Running for My Life: One Lost Boy’s Journey from the Killing Fields of Sudan to the Olympic Games is the autobiography of Lopez Lomong. At the age of six, Lopez was part of a large group of children kidnapped by the Sudanese militia in 1991. These children were trained and forced to become soldiers in the Sudanese militia. Lopez, and many like him, are often referred to as the “Lost Boys of Sudan”. Lopez goes on to tell the story of life under the control of the Sudanese rebels. He describes the deplorable sleeping, eating, and sanitary conditions, as well as the state of constant fear all the boys felt. As the months went on, we was befriended by three older boys who were from the same region as he was. Lopez referred to these boys as his “angels”. These three older boys helped Lopez escape the rebel camp. After days of running, they crossed the border into Kenya and were picked up by border control agents and sent to a United Nations refugee camp where he lived as an orphan (by choice) for the next ten years.
Lopez writes in detail about his life inside the refugee camp. He described the rationing of food, standing in line for water, the need to hide food from the gangs that were always looking to steal, and playing soccer to pass the time. Lope was also a runner. He ran around the camp every day. The faster you could run around the camp, the more time you had on the soccer field. In 2000, Lopez and a few other boys managed o sneak out of camp one night to the home of a farmer near the refugee camp. He would let them watch his black and white television that was powered by a car battery. Each boy paid their money. (This farmer is the man Lopez was working for, illegally,). That night, Lopez watched Michael Johnson run the 400m dash in the Olympics. Lopez’s dream to one day run in the Olympics himself was forever solidified.
One day in camp, a UN worker shared that there were spots available for a certain number of boys to go to America. Lopez shows how, through God’s intervention, he was able to leave the refugee camp, find his way to America, and be adopted by an American family. Lopez enrolls in high school, joins the cross-country team, and goes off to college. His views and insights into the immigration process and the 9/11 tragedy are both humorous and moving. Lopez eventually made it to the 2008 Beijing Olympics can competed in the 1500m, although he did not medal.
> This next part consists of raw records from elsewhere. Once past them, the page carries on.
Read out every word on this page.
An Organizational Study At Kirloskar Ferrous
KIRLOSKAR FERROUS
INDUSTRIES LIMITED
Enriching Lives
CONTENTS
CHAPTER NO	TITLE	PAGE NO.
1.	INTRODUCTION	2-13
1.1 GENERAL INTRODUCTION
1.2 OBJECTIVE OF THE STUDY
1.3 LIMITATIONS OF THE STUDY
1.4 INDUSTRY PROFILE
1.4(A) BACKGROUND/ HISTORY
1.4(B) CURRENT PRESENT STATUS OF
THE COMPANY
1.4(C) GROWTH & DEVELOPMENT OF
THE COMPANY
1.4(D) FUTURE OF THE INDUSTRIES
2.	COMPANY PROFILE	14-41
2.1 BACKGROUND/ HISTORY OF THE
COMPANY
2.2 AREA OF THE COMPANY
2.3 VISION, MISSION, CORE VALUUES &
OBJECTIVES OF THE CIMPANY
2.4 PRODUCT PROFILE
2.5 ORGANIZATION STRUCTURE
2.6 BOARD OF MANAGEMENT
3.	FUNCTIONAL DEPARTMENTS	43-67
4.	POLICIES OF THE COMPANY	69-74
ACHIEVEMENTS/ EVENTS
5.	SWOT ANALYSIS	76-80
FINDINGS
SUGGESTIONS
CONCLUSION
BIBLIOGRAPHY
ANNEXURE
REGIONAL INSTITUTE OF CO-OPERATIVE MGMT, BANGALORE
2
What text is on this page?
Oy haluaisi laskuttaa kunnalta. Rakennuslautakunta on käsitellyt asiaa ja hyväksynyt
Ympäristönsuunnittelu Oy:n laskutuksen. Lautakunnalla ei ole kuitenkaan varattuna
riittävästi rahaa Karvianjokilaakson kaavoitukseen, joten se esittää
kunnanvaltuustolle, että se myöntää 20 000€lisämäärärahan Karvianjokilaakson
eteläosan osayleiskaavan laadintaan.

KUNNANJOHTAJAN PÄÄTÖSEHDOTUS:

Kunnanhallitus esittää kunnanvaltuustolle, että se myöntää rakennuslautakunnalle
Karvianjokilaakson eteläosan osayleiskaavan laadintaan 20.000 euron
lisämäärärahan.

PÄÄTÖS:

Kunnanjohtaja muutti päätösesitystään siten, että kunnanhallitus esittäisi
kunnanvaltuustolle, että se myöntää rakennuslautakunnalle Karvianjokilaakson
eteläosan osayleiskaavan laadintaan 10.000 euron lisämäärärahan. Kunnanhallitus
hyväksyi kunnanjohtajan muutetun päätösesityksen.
Lopez says that he now “runs with a purpose”, He has used his influence and resources to help make a difference back in his home of Sudan, Partnering with World Vision, he established a foundation to help bring clean water, food, medicine, and education to his people back in Sudan. Lopez will be competing in the 5000m in the 2012 London Olympics going on now. I look forward to cheering him on to a win. Running For My Life is an outstanding and inspiring work. This review does not do the book adequate justice. It is full of humor, emotion, sadness, hope, and surprise. You will be moved by his story. An addictive read.
Disclosure of Material Connection: I received this book free from Thomas Nelson Publishers as part of their Blogger Review Program. I was not required to write a positive review. The opinions I have expressed are my own. I am disclosing this in accordance with the Federal Trade Commission’s 16 CFR, Part 255: “Guides Concerning the Use of Endorsements and Testimonials in Advertising.”